Since then, many other exhibitions have taken place at the Forte Belvedere. Between these:
- Dani Karavan – 1978
- Umberto Mastroianni – 1981
- Mario Ceroli – 1983
- Michelangelo Pistoletto – 1984
- Arnaldo Pomodoro – 1986
- L’Idea Ferrari – 1990
- Fernando Botero – 1991
- Mimmo Paladino – 1993
- Belvedere dell’arte “Orizzonti” – 2003
- Jean-Michel Folon – 2005
Up to the most recent:
- Zhang Huan, “L’anima e la materia – Soul and Matter” – 2013
- Giuseppe Penone, “prospettiva vegetale” – 2014
- Antony Gormley, “Human” – 2015
- Jan Fabre, “Spiritual Guards” – 2016
- “YTALIA. Energia Pensiero Bellezza” – 2017
- Eliseo Mattiacci, “Gong” – 2018
- Massimo Listri, “A perfect Day” and Davide Rivalta, “My Land” – 2019
- Rä di Martino, “Play it again” and “FOTOGRAFE!” – 2022
Aperitif in Forte Belvedere
Another great reason to visit the Forte Belvedere in Florence is that here you will find a bar where you can have an aperitif.
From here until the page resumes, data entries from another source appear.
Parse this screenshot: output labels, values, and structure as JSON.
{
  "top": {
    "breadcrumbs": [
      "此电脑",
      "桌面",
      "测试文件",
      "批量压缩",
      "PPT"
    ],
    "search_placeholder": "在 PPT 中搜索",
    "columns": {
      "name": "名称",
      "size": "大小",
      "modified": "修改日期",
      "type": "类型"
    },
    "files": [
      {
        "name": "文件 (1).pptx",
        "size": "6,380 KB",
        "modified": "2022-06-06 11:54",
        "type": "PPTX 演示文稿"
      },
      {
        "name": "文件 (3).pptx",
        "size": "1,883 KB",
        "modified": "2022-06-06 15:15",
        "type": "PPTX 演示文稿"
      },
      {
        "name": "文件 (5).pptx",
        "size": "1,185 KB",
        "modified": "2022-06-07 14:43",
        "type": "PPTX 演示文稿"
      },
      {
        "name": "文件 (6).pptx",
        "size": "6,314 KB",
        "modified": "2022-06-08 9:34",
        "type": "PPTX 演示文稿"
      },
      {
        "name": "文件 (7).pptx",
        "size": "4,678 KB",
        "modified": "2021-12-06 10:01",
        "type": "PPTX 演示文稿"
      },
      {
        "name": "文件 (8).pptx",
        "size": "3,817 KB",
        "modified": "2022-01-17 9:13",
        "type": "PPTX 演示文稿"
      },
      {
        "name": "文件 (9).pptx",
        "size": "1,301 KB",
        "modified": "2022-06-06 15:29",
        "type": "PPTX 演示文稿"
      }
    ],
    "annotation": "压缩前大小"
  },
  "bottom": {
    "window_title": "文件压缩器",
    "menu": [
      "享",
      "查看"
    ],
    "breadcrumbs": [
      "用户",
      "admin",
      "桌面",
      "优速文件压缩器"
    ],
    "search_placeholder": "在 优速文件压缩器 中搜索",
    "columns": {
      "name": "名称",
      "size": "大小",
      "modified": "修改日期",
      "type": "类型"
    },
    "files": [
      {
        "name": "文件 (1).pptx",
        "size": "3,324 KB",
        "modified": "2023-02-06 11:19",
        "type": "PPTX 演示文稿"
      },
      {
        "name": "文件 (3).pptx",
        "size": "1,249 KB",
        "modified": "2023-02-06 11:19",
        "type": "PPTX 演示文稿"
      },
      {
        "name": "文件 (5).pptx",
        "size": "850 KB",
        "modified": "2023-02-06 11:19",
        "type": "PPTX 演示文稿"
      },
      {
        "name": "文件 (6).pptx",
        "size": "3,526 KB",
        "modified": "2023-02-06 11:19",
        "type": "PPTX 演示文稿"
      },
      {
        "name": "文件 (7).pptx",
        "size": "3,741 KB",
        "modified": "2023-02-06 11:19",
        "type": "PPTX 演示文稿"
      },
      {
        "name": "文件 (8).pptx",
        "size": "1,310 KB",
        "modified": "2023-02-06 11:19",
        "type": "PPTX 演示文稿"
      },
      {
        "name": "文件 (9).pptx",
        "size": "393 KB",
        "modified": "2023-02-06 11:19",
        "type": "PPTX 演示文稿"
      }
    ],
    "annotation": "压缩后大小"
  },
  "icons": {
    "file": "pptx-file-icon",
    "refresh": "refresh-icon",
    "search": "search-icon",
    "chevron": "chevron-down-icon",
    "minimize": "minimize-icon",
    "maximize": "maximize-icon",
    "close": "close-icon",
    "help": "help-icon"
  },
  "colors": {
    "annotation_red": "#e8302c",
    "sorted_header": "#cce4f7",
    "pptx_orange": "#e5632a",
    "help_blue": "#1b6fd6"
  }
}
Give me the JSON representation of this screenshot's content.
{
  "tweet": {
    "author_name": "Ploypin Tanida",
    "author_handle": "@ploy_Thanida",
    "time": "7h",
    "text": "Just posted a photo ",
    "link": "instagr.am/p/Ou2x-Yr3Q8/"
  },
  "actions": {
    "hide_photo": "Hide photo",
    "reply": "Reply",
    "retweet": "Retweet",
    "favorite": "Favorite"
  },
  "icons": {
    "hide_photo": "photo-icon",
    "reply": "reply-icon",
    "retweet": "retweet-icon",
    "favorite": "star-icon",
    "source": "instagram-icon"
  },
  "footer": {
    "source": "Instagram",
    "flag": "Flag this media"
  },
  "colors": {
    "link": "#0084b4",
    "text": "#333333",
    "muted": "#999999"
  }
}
At the time of writing this article, the Fort remains open until 8 in the evening, a time that allows you to comfortably make your pre-dinner aperitif. The price is not the cheapest (a beer and a Hugo, accompanied by a bowl of chips… 17 euros!) but the location is remarkable and the view is priceless.
Forte Belvedere: timetables, prices and tickets
In 2022 the Forte Belvedere reopened to the public from 18 June to 2 October, from Tuesday to Sunday from 10 am to 8 pm. Entrance to the outdoor spaces is free and payment of the ticket is required only to visit the exhibitions that are inside. The full ticket costs 10 euros, the reduced 5.
If desired, the MUS.E Association organizes guided tours that last just under an hour and cost 3 euros (1.50 the reduced ticket); here you will find the link to book the guided tour. For more information on timetables and tickets I also leave you the link to the dedicated page on the website of the Municipality of Florence.
How to reach Forte Belvedere
Forte Belvedere is located on a hill and for some it may be tiring to reach on foot. In any case, coming from Ponte Vecchio or the Lungarno you can reach it on foot in just over 10 minutes along Costa San Giorgio or Costa dei Magnoli. Along the way I also point out the Church of San Giorgio alla Costa, which I recommend you visit if you find it open, the birthplace of Galileo Galilei and one of the entrances to Villa Bardini.
If you don’t want to, or can’t, tackle the climb on foot, you can also reach Forte Belvedere with your car. In fact, around the Fort there are some parking lots even if there are not many places.